The European Union Emissions Trading System is by far the biggest carbon market, accounting for 89 percent of the $61 billion in trading worldwide in 2012, according to data compiled by Bloomberg. Users range from German power company RWE (RWE) to Danish brewer Carlsberg (CARLA). RWE emitted 140 million tons of CO2 in 2011 and had a cap of 89 million, so it had to buy 51 million tons of either carbon permits from other EU companies or offsets on the UN market.

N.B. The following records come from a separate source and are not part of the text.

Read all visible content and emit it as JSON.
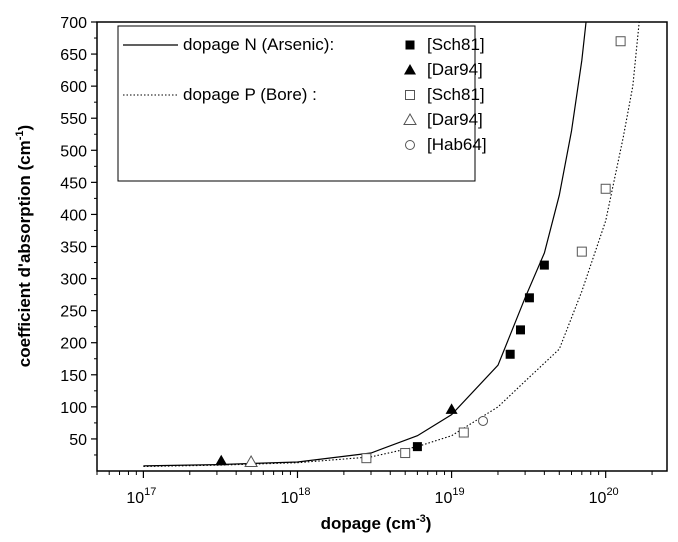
{
  "chart_data": {
    "type": "scatter",
    "xlabel": "dopage (cm-3)",
    "ylabel": "coefficient d'absorption (cm-1)",
    "x_scale": "log",
    "xlim": [
      5e+16,
      2.5e+20
    ],
    "ylim": [
      0,
      700
    ],
    "x_ticks": [
      {
        "value": 1e+17,
        "label": "10",
        "exp": "17"
      },
      {
        "value": 1e+18,
        "label": "10",
        "exp": "18"
      },
      {
        "value": 1e+19,
        "label": "10",
        "exp": "19"
      },
      {
        "value": 1e+20,
        "label": "10",
        "exp": "20"
      }
    ],
    "y_ticks": [
      50,
      100,
      150,
      200,
      250,
      300,
      350,
      400,
      450,
      500,
      550,
      600,
      650,
      700
    ],
    "grid": false,
    "legend_position": "top-left",
    "curves": [
      {
        "name": "dopage N (Arsenic):",
        "line_style": "solid",
        "points": [
          [
            1e+17,
            8
          ],
          [
            3e+17,
            10
          ],
          [
            1e+18,
            14
          ],
          [
            3e+18,
            28
          ],
          [
            6e+18,
            55
          ],
          [
            1e+19,
            88
          ],
          [
            2e+19,
            165
          ],
          [
            3e+19,
            270
          ],
          [
            4e+19,
            340
          ],
          [
            5e+19,
            430
          ],
          [
            6e+19,
            530
          ],
          [
            7e+19,
            640
          ],
          [
            7.5e+19,
            705
          ]
        ]
      },
      {
        "name": "dopage P (Bore)   :",
        "line_style": "dotted",
        "points": [
          [
            1e+17,
            7
          ],
          [
            3e+17,
            9
          ],
          [
            1e+18,
            13
          ],
          [
            3e+18,
            22
          ],
          [
            6e+18,
            38
          ],
          [
            1e+19,
            55
          ],
          [
            2e+19,
            100
          ],
          [
            3e+19,
            140
          ],
          [
            5e+19,
            190
          ],
          [
            7e+19,
            280
          ],
          [
            1e+20,
            390
          ],
          [
            1.3e+20,
            520
          ],
          [
            1.5e+20,
            600
          ],
          [
            1.65e+20,
            700
          ]
        ]
      }
    ],
    "series": [
      {
        "name": "[Sch81]",
        "marker": "filled-square",
        "points": [
          [
            6e+18,
            38
          ],
          [
            2.4e+19,
            182
          ],
          [
            2.8e+19,
            220
          ],
          [
            3.2e+19,
            270
          ],
          [
            4e+19,
            321
          ]
        ]
      },
      {
        "name": "[Dar94]",
        "marker": "filled-triangle",
        "points": [
          [
            3.2e+17,
            16
          ],
          [
            1e+19,
            96
          ]
        ]
      },
      {
        "name": "[Sch81]",
        "marker": "open-square",
        "points": [
          [
            2.8e+18,
            20
          ],
          [
            5e+18,
            28
          ],
          [
            1.2e+19,
            60
          ],
          [
            7e+19,
            342
          ],
          [
            1e+20,
            440
          ],
          [
            1.25e+20,
            670
          ]
        ]
      },
      {
        "name": "[Dar94]",
        "marker": "open-triangle",
        "points": [
          [
            5e+17,
            14
          ]
        ]
      },
      {
        "name": "[Hab64]",
        "marker": "open-circle",
        "points": [
          [
            1.6e+19,
            78
          ]
        ]
      }
    ]
  }
}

When the EU started its Emissions Trading System eight years ago, policymakers expected the price of carbon would have to hit €25 to €30 a ton or more to coax industry to shift to renewable energy. David King, the science adviser to Britain’s then-Prime Minister Tony Blair, said companies wouldn’t change for less than €100 a ton. After trading on the EU ETS began, prices reached a high of €31 per ton. But the economic slump beginning in 2008 slowed industrial activity, depressing prices. Permits for delivery in December 2013 (and valid for seven years) touched a low of €2.81 on Jan. 24. They closed at €4.15 on March 22.

Lawmakers in the European Parliament are due to vote April 16 on a European Commission proposal that would delay issuance of new permits through 2015, temporarily restricting supplies in hopes of lifting prices. Prospects for passage are uncertain. Poland objects out of concern the plan would boost energy prices. Cyprus says it can’t afford to lose revenue from auctions. Greece is also opposed. Germany hasn’t decided how to vote. Without a big adjustment to the structure of the European market, buyers fear it “might just fall away,” says Abyd Karmali, head of carbon for Bank of America (BAC) in London. “You might end up with a patchwork quilt of measures across the 27 member states, where each state decides to put in place its own policies.”

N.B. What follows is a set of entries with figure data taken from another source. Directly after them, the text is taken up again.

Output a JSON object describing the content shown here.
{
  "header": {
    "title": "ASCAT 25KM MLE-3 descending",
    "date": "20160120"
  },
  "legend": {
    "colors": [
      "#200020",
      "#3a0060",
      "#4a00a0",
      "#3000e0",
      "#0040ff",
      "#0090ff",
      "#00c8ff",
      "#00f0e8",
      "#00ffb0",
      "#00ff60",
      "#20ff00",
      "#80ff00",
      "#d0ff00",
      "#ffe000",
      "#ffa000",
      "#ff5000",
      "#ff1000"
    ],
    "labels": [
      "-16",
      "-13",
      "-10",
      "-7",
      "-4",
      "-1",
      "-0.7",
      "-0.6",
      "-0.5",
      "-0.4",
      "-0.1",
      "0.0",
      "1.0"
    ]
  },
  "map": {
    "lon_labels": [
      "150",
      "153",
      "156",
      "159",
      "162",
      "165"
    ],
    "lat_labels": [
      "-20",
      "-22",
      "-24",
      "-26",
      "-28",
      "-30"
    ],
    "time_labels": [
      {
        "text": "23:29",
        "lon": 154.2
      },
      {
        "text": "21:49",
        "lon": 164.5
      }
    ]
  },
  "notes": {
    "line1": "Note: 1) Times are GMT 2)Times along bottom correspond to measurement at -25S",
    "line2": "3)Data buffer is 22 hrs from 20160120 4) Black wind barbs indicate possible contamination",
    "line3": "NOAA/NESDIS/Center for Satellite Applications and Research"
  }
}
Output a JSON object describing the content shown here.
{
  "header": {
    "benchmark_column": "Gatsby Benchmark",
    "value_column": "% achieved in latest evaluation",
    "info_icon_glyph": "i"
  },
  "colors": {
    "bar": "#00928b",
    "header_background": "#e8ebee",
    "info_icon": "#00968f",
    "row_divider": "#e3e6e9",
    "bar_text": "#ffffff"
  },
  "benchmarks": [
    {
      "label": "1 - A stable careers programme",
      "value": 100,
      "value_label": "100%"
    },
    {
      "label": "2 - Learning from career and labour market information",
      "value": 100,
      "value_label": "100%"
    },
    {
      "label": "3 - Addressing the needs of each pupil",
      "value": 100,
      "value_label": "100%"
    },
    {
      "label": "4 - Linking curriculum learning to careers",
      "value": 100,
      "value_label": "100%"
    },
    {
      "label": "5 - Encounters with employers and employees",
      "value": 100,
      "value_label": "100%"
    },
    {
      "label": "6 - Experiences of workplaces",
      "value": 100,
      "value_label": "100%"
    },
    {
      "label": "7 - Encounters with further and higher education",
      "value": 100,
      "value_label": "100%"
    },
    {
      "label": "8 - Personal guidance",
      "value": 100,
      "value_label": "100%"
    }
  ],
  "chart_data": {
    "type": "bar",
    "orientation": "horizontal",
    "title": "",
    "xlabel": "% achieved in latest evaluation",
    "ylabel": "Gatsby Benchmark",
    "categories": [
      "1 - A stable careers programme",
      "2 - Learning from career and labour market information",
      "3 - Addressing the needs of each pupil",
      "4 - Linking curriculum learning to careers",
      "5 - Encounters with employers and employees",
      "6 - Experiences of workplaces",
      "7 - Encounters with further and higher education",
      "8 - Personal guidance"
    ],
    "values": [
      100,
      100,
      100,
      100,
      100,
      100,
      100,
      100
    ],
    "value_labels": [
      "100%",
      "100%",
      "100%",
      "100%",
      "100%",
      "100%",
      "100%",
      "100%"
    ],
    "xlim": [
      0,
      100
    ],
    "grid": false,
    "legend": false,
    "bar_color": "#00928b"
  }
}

In the U.S., proposals for a national carbon-trading market supported by President Obama stalled in the Senate in 2009. Japan’s government shelved a trading plan in 2010. At the same time, Japan, Canada, and Russia have declined to take part in the second round of quotas called for in the Kyoto agreement, which came into effect on Jan. 1, so companies there no longer require any permits or offsets. With the EU ETS foundering, support is growing for alternative approaches to curbing emissions, such as a direct tax on carbon. Even some oil company executives have endorsed the idea. “A carbon tax is much more straightforward,” Rex Tillerson, chairman of ExxonMobil (XOM), said in an interview with Charlie Rose on March 7. Dieter Helm, a professor of energy policy at Oxford University, agrees that taxing carbon would be more effective. “We want a carbon price to reflect where you want to go,” he says, “and not just current circumstances.”

The bottom line: With the price of carbon below €5 a ton in the EU’s Emission Trading System, companies have little incentive to cut emissions.